TVA moving in the right direction

George Cavros | September 16, 2010 | Press Releases

But draft Plan still has room for improvementKnoxville, Tenn. (September 16, 2010) — Southern Alliance for Clean Energy (SACE) gives TVA’s Environmental & Energy Future average marks. The Plan moves TVA in the right direction but still has significant room for improvement.

TVA released its draft Integrated Resource Plan, TVA’s Environmental and Energy Future, today for public review and comment. Dr. Stephen A. Smith, SACE’s Executive Director and member of TVA’s Stakeholder Review Group, strongly supports TVA’s approach to phasing out old coal, but sees room for improvement on efficiency, renewables and in the overall process. SACE continues to be concerned with TVA’s enthusiasm for high-risk nuclear power development.

TVA’s draft Plan evaluates multiple options for meeting future energy demand, essentially narrowing the options to three that will receive further evaluation over the coming months: the “Diversity Focused” portfolio, “EEDR and Renewables Focused” portfolio1, and TVA’s Basline Plan.

Together, the plans call for:

  1. Between 2,000 and 5,000 MW of coal plant ‘layups’ by 2017;
  2. Between 5,900 and 14,400 GWh2 of energy efficiency by 2020; and
  3. Between 1,300 and 3,500 MW of renewable energy additions by 2020.

“SACE supports TVA’s developing strategy on coal plant ‘layups’. We believe that this is the right irpgraphicc.jpgthing to do for both economic and environmental reasons. Unfortunately, using the term ‘layup’ leaves the option open for these plants to be brought back on-line in the future,” Dr. Smith remarked. “These dirty, inefficient power plants need to be shut down once and for all as we transition to cleaner sources of energy.” In this category, SACE gave TVA a “B+”.

TVA gets a “B-” for leadership on energy efficiency. Although the goals outlined in the draft plan are a good improvement, they continue to fall short of TVA taking a true leadership position. “While we support TVA’s new vision to be a leader in the Southeast on efficiency, this unfortunately isn’t a very high standard.” Commented Dr. Smith. “TVA’s target levels of efficiency may not even reach their regional leadership goal when you look at what utilities like Gainesville Regional Utilities is accomplishing with its efficiency programs. We expect an institution as prestigious as TVA to be pursuing a national leadership position in this regard.”

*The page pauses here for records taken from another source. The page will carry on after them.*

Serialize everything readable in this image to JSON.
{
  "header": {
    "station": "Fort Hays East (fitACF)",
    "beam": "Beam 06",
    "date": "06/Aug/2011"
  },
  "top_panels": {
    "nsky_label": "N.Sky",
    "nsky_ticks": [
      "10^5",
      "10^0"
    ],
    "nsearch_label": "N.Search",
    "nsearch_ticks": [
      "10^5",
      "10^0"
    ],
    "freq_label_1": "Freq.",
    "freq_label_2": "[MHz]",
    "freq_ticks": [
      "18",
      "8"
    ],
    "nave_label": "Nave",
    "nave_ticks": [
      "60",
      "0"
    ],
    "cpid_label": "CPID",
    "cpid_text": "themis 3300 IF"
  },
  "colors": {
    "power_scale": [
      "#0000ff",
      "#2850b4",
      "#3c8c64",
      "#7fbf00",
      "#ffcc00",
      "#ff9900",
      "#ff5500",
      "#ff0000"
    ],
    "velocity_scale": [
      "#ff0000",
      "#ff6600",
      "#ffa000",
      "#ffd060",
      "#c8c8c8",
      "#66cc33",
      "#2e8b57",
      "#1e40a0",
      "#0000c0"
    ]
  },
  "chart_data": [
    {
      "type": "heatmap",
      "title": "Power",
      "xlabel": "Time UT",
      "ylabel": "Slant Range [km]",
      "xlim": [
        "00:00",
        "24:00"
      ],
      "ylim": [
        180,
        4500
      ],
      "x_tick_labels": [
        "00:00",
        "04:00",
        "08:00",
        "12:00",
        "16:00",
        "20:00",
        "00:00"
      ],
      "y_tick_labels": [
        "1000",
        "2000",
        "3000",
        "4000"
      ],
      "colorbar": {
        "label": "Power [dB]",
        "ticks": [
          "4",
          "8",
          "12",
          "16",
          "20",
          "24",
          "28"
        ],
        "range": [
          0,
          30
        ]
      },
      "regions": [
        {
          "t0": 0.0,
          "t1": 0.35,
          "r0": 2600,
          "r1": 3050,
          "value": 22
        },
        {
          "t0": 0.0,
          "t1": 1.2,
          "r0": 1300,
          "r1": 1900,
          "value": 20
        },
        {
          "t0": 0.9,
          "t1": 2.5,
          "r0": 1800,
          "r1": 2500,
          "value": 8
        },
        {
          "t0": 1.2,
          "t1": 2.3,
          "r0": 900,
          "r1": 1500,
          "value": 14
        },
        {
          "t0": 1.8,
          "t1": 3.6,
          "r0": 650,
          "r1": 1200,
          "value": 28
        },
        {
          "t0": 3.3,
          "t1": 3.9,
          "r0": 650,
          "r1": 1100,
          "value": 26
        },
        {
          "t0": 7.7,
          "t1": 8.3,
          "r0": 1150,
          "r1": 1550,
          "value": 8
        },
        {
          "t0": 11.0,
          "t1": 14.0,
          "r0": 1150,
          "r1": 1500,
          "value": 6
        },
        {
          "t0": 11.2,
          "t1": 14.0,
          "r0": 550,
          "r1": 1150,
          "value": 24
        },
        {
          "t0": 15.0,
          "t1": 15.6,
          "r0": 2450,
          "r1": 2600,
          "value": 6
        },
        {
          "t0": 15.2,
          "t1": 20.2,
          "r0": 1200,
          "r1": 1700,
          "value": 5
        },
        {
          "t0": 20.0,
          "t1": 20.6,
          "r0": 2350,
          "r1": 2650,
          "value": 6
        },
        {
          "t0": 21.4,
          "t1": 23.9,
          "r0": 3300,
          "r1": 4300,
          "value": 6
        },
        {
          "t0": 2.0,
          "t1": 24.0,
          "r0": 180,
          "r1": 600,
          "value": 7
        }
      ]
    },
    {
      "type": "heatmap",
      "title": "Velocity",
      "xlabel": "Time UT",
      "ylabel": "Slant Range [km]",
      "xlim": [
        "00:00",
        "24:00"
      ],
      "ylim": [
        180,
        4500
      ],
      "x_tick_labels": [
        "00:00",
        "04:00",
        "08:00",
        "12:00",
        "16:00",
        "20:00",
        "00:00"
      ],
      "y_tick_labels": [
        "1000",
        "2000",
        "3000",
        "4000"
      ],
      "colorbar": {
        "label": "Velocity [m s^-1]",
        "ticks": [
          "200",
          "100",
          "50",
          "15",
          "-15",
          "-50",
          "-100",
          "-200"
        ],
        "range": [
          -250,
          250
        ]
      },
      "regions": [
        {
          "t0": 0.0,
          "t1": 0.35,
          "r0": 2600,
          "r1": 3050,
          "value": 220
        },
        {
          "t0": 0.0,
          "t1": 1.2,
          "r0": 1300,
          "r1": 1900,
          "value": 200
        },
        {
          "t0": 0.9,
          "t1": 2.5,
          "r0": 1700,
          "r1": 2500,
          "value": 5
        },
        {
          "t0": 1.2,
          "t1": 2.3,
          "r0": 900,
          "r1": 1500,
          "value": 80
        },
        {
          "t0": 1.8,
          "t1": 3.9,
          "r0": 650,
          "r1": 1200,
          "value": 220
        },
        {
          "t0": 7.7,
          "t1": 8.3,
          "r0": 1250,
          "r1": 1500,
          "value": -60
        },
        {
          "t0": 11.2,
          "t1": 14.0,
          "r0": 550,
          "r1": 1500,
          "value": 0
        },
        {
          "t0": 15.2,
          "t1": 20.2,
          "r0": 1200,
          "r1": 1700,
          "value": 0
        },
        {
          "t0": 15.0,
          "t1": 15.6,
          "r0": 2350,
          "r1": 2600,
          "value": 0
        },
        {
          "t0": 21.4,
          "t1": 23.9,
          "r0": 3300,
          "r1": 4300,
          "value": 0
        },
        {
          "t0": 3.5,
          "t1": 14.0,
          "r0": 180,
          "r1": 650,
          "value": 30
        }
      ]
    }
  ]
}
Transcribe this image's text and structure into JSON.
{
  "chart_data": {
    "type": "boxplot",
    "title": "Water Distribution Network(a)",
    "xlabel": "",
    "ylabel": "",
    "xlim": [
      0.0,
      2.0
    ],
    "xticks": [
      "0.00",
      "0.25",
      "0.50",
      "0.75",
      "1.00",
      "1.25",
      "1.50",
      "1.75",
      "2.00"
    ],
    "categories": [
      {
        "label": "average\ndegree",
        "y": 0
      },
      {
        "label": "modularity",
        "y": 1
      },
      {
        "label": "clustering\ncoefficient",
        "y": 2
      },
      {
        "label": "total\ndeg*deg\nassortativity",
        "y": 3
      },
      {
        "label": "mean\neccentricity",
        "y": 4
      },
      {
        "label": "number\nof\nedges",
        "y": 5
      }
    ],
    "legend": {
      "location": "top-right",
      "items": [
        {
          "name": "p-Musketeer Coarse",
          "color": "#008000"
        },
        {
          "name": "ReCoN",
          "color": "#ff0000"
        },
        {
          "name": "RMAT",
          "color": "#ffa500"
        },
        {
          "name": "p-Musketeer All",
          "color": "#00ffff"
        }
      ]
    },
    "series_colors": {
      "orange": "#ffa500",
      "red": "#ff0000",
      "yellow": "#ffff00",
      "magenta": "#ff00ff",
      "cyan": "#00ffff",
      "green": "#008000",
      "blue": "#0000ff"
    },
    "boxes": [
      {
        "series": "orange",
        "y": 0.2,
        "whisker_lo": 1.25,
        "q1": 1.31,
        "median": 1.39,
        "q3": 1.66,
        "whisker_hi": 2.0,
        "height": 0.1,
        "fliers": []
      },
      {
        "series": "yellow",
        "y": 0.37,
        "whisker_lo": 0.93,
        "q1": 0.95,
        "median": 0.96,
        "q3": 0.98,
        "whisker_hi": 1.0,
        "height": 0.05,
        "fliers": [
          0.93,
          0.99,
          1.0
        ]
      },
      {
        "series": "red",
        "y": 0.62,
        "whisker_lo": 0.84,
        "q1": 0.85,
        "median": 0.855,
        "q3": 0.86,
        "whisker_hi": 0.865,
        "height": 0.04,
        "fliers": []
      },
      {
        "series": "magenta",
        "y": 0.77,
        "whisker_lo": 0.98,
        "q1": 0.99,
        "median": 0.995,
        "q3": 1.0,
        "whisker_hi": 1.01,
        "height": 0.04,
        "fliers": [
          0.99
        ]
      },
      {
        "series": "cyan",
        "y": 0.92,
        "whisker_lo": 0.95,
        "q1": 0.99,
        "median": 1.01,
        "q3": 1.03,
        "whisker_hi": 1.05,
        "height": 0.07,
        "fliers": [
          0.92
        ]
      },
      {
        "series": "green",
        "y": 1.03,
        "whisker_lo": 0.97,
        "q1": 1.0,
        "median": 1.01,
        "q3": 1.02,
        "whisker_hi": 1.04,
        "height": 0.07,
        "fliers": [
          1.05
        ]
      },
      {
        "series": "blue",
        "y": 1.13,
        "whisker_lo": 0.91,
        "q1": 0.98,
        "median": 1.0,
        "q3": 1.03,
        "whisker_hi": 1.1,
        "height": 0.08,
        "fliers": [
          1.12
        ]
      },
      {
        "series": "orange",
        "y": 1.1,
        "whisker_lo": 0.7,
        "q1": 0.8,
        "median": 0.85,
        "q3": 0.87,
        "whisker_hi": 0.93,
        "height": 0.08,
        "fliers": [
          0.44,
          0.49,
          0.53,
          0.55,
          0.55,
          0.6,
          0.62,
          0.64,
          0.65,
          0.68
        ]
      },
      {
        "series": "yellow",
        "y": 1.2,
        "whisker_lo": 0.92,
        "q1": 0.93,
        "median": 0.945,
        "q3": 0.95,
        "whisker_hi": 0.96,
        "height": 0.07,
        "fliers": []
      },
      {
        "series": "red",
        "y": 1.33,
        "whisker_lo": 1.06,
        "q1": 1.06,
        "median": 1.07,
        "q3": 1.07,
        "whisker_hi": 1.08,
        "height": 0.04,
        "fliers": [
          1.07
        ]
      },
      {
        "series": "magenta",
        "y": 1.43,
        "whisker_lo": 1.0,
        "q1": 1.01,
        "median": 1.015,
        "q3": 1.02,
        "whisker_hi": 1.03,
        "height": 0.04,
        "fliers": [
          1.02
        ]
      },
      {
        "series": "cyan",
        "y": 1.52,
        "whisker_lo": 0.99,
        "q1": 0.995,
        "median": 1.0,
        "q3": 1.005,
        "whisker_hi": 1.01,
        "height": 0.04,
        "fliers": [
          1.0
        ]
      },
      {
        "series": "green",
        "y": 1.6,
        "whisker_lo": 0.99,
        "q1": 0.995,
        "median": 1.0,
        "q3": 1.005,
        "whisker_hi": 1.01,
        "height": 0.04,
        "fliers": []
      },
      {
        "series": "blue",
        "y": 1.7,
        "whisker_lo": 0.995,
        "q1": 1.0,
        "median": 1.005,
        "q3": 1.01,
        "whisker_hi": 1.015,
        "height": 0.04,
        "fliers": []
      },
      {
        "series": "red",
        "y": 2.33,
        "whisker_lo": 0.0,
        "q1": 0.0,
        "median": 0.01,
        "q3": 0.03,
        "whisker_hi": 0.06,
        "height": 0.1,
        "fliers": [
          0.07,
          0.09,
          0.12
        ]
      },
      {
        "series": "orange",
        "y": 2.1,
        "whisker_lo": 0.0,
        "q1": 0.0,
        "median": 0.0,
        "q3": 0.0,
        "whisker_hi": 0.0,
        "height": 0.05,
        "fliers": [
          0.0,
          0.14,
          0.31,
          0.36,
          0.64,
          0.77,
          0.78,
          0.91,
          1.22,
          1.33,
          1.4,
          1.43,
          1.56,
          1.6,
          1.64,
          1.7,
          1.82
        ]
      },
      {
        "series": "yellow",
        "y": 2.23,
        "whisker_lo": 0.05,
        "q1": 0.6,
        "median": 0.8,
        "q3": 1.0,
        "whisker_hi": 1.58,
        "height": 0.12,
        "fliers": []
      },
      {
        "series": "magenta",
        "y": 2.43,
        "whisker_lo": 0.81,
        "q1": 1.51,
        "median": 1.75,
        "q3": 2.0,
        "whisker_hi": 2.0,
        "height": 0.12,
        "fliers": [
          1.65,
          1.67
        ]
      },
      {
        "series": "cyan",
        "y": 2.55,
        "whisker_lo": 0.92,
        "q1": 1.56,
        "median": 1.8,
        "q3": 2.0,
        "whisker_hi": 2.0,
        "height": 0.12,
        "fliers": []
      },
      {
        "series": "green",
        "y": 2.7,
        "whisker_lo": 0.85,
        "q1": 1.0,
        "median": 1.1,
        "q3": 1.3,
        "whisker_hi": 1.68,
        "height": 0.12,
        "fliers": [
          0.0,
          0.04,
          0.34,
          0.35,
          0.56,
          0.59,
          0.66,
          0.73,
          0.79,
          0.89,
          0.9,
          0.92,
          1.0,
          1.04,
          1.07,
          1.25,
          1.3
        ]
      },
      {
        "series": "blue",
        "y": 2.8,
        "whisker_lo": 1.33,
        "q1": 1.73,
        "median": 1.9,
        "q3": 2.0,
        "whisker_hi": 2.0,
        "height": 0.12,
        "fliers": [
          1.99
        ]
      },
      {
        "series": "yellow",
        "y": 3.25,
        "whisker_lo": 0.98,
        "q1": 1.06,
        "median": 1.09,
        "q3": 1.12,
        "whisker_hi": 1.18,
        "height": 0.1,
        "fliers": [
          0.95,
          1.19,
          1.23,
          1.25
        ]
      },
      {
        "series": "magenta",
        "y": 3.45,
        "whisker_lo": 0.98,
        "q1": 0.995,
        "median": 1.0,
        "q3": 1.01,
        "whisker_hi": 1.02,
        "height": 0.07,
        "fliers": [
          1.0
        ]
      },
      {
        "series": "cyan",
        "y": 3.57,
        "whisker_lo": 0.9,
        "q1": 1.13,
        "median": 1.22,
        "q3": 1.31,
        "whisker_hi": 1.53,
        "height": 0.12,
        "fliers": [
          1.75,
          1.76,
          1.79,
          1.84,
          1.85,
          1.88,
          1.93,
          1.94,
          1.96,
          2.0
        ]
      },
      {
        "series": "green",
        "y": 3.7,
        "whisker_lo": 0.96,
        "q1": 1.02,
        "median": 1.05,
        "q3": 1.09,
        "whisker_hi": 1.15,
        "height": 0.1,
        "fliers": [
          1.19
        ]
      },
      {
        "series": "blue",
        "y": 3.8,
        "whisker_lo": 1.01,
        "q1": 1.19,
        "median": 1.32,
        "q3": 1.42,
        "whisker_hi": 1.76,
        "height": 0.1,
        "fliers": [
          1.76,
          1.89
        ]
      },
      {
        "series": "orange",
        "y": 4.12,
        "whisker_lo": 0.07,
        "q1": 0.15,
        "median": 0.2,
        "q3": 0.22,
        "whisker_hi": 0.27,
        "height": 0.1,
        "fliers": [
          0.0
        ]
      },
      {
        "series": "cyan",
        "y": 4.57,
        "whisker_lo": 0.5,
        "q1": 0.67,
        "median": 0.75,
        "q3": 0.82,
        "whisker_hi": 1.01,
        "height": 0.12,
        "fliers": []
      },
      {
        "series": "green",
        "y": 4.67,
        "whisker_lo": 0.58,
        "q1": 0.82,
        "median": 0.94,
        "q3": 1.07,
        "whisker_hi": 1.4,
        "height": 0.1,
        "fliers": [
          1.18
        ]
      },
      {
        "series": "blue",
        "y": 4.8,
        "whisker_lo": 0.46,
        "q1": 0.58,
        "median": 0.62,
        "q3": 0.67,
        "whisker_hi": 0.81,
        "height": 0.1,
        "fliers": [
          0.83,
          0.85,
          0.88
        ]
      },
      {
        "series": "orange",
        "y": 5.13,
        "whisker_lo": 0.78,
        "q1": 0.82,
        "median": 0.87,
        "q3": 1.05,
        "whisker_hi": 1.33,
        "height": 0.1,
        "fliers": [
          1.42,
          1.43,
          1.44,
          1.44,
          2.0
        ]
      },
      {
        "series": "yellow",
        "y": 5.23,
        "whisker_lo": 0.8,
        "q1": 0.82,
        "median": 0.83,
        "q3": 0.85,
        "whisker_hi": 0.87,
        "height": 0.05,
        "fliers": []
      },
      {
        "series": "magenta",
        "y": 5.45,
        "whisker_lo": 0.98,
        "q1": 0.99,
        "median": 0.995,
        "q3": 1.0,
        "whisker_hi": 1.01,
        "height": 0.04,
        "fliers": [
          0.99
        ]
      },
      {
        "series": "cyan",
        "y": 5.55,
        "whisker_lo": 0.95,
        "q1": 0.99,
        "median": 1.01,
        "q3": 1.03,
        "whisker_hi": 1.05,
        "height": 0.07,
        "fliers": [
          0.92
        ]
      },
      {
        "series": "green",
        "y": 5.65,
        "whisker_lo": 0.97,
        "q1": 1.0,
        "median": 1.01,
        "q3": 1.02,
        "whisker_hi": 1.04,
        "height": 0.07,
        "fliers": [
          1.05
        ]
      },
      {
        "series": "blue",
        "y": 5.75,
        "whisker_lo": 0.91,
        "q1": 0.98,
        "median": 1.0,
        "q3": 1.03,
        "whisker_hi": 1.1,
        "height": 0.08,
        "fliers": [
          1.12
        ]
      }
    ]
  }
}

Unfortunately, TVA could only muster a “C-” for its efforts to develop renewable energy resources. “TVA has made improvements in their commitment to renewables with their purchases of wind power and the ongoing development of Generation Partners. But there remain many questions surrounding TVA’s commitment to further development of renewable energy,” said Dr. Smith. “We have not seen the level of budget or staff commitments from TVA with respect to renewables like we are beginning to see with respect to efficiency. We also have no indication that TVA would be bound by these goals nor whether any portion of these renewables would come from inside the Valley.”

Regarding the planning process in general, SACE gives TVA a “B” for using best industry practices and an “Incomplete” for its efforts at making appropriate assumptions for energy costs and economic opportunities. “The planning process certainly fell within industry standards and TVA made great efforts to include stakeholder and public involvement, but TVA still struggles with fully valuing all the benefits that energy efficiency and renewables bring to the Valley,” Smith said. “We remain disappointed that TVA has yet to provide us with critical information we have requested repeatedly about their cost assumptions. Without this information we can’t determine whether TVA’s assessment of their resource options was appropriately made. This is why TVA received an “I” for incomplete regarding their assumptions of energy costs and economic opportunities. We consider this a significant issue that we are continually attempting to work through with TVA. Unfortunately it calls the whole process into question when TVA withholds information.” # # # Southern Alliance for Clean Energy is a nonprofit organization that promotes responsible energy choices that create global warming solutions and ensure clean, safe, and healthy communities throughout the

1 “EEDR” stands for energy efficiency and demand response.
2 “GWh” stands for gigawatt hours, a measure of actual generation as opposed MW, which is a measure of capacity.